Back just two days from her fifth fact-finding trip to Afghanistan as a member of Congress, Niki Tsongas yesterday said women will need to play a key role in maintaining peace in the country after the withdrawal of U.S. troops expected in 2014.
“The situation in Afghanistan remains fragile and highly complicated and there is a lot at stake going forward. Its government cannot ignore 50 percent of their population or turn back the clock on the gains achieved for women and girls without jeopardizing the long-term security of the country,” she said in a statement.
“Afghan women are eager to protect what they have gained so that upon U.S. withdrawal, they do not see these gains slip away. After meeting with so many extraordinary Afghan women, I have no doubt they are confident and determined to continue their march toward equality. The United States and the international community have a responsibility to bolster their great advancements and prevent it from backsliding so that progress can continue.”
In a telephone interview yesterday, Tsongas, the only Massachusetts member of the House Armed Services Committee, said she and other members of a bipartisan congressional delegation visited an academy modeled after West Point where there are “modest numbers” of female students who could become members of Afghan’s security forces.
At one time, Tsongas said, “women were not allowed access at any level.”
“One of the issues...Afghan women feel as though ... they need to see an integrated police forces” in a country where woman have traditionally been oppressed, she said.
The academy, paid with U.S. dollars, “prepares an officer corps and also seeks to prepare leaders for the country,” she said.
Tsongas and the other delegation members met with coalition commanders including General Joseph Dunford and General Mark Milley. Tsongas said as part of the withdrawal of U.S. troops, 85 percent of the effort has been transferred to Afghan security forces and that Dunford and others are “relatively optimistic.”
She said the “fighting season begins right about now” and that Dunford said “we will not be actively engaging in the fight.”
“This summer will be the test,” said Tsongas, adding that there is also a “raw criminal element” in the country to contend with.
Tsongas arrived home just two days before yesterday’s suicide car bombing that tore through a U.S. convoy in the Afghan capital of Kabul. At least 15 people, including six U.S. military advisers and two children were killed, officials said. U.S. soldiers rushed to the scene to help, including some wearing only T-shirts or shorts under their body armor.
An Islamic militant group claimed responsibility for the attack, saying it was carried out by a new suicide unit formed in response to reports that the U.S. plans to keep permanent bases and troops in Afghanistan even after the 2014 deadline for the end of the foreign combat mission. Hezb-e-Islami said its fighters had stalked the Americans for a week to learn their routine before striking.
Tsongas spent Mother’s Day visiting with “military moms,” female soldiers who have children back home.

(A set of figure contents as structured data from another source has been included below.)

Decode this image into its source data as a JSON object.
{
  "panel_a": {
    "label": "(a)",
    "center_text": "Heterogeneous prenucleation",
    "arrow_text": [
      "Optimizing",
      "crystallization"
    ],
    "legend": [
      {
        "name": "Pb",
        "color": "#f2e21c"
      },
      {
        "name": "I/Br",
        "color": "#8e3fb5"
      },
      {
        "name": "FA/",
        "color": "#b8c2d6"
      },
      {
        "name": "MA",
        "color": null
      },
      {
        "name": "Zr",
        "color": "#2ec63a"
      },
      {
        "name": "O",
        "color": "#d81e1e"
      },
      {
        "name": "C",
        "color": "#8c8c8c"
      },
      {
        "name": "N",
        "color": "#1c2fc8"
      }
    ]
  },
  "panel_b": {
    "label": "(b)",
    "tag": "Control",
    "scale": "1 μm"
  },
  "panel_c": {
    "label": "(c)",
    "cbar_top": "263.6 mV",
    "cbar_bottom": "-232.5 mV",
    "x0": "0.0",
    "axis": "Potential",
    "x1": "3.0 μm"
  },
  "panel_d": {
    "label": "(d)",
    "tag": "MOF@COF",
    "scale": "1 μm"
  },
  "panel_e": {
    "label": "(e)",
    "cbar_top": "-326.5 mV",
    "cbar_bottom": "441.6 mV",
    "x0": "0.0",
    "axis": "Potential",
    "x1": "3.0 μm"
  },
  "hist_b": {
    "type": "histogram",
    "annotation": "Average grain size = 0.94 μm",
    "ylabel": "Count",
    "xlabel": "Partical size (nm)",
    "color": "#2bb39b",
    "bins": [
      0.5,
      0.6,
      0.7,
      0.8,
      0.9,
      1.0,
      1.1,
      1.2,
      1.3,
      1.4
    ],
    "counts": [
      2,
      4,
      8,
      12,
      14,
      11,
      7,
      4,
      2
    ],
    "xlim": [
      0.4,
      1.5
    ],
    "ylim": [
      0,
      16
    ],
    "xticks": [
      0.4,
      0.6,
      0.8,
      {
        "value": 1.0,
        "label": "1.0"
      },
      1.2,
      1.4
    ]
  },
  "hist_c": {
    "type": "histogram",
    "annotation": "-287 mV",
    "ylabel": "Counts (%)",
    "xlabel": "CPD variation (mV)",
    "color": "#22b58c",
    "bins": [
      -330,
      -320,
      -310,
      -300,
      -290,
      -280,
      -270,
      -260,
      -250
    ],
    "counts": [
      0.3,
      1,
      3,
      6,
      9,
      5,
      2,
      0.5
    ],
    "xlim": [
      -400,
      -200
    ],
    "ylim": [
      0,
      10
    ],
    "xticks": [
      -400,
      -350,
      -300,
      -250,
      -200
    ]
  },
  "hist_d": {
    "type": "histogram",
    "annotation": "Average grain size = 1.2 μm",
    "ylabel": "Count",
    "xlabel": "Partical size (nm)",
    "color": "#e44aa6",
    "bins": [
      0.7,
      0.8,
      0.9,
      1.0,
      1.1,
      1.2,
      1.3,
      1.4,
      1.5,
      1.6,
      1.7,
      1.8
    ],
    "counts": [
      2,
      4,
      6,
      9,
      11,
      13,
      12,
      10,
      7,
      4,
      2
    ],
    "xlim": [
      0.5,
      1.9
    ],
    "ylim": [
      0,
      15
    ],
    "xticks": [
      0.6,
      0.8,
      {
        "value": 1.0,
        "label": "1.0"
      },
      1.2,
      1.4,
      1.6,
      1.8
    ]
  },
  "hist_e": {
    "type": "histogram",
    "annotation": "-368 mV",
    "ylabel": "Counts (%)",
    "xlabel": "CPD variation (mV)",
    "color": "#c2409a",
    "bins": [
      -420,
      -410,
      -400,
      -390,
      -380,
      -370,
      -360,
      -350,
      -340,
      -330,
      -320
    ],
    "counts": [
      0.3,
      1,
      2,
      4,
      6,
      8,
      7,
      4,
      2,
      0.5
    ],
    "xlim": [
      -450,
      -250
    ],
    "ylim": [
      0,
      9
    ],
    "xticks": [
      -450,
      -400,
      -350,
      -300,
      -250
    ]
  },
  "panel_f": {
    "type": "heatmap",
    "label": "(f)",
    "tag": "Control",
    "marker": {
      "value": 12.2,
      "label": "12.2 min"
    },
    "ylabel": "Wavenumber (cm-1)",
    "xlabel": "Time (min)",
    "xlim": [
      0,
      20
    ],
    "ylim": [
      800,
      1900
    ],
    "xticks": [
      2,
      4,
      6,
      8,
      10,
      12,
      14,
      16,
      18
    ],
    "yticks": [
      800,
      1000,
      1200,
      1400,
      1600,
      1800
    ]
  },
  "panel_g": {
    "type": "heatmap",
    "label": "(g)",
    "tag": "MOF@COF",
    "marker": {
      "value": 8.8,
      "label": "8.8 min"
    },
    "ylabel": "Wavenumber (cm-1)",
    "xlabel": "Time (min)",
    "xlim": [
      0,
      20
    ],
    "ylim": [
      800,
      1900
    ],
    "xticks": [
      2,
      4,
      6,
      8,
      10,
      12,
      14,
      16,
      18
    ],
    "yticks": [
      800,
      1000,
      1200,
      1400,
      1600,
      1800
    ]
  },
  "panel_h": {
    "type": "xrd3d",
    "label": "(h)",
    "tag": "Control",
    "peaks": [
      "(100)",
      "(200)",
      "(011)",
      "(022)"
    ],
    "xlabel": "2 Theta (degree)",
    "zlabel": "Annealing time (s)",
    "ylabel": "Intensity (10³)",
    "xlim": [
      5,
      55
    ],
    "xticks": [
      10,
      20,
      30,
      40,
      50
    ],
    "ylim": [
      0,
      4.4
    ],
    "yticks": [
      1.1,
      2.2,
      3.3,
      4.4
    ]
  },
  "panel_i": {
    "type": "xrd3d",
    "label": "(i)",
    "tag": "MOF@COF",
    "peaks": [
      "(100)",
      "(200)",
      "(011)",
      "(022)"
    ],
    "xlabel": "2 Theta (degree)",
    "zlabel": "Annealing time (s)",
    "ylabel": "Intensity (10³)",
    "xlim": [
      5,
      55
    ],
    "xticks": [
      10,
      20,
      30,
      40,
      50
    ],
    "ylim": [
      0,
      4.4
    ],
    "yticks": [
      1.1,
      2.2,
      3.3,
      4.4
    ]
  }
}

She is troubled that women in uniform may be facing sexual abuse and said she appreciated President Obama’s leadership in meeting with the Joints Chief of Staff yesterday to address “this deeply disturbing crisis.”
“It has become painfully evident in recent weeks that saying the U.S. military has a cultural problem in regard to sexual assault and sexual misconduct, is a glaring understatement,” she said. “At worst, this is a deep-rooted and widespread acceptance of unprofessional, inappropriate and criminal behavior. At best, it is willful denial or head-turning on the part of too many military leaders.”
Tsongas said she remembers attending a Wounded Warrior luncheon in 2008 where she talked with a military nurse who said that although she had not been sexually assaulted she was becoming “more afraid of her own soldiers than she was of the enemy.”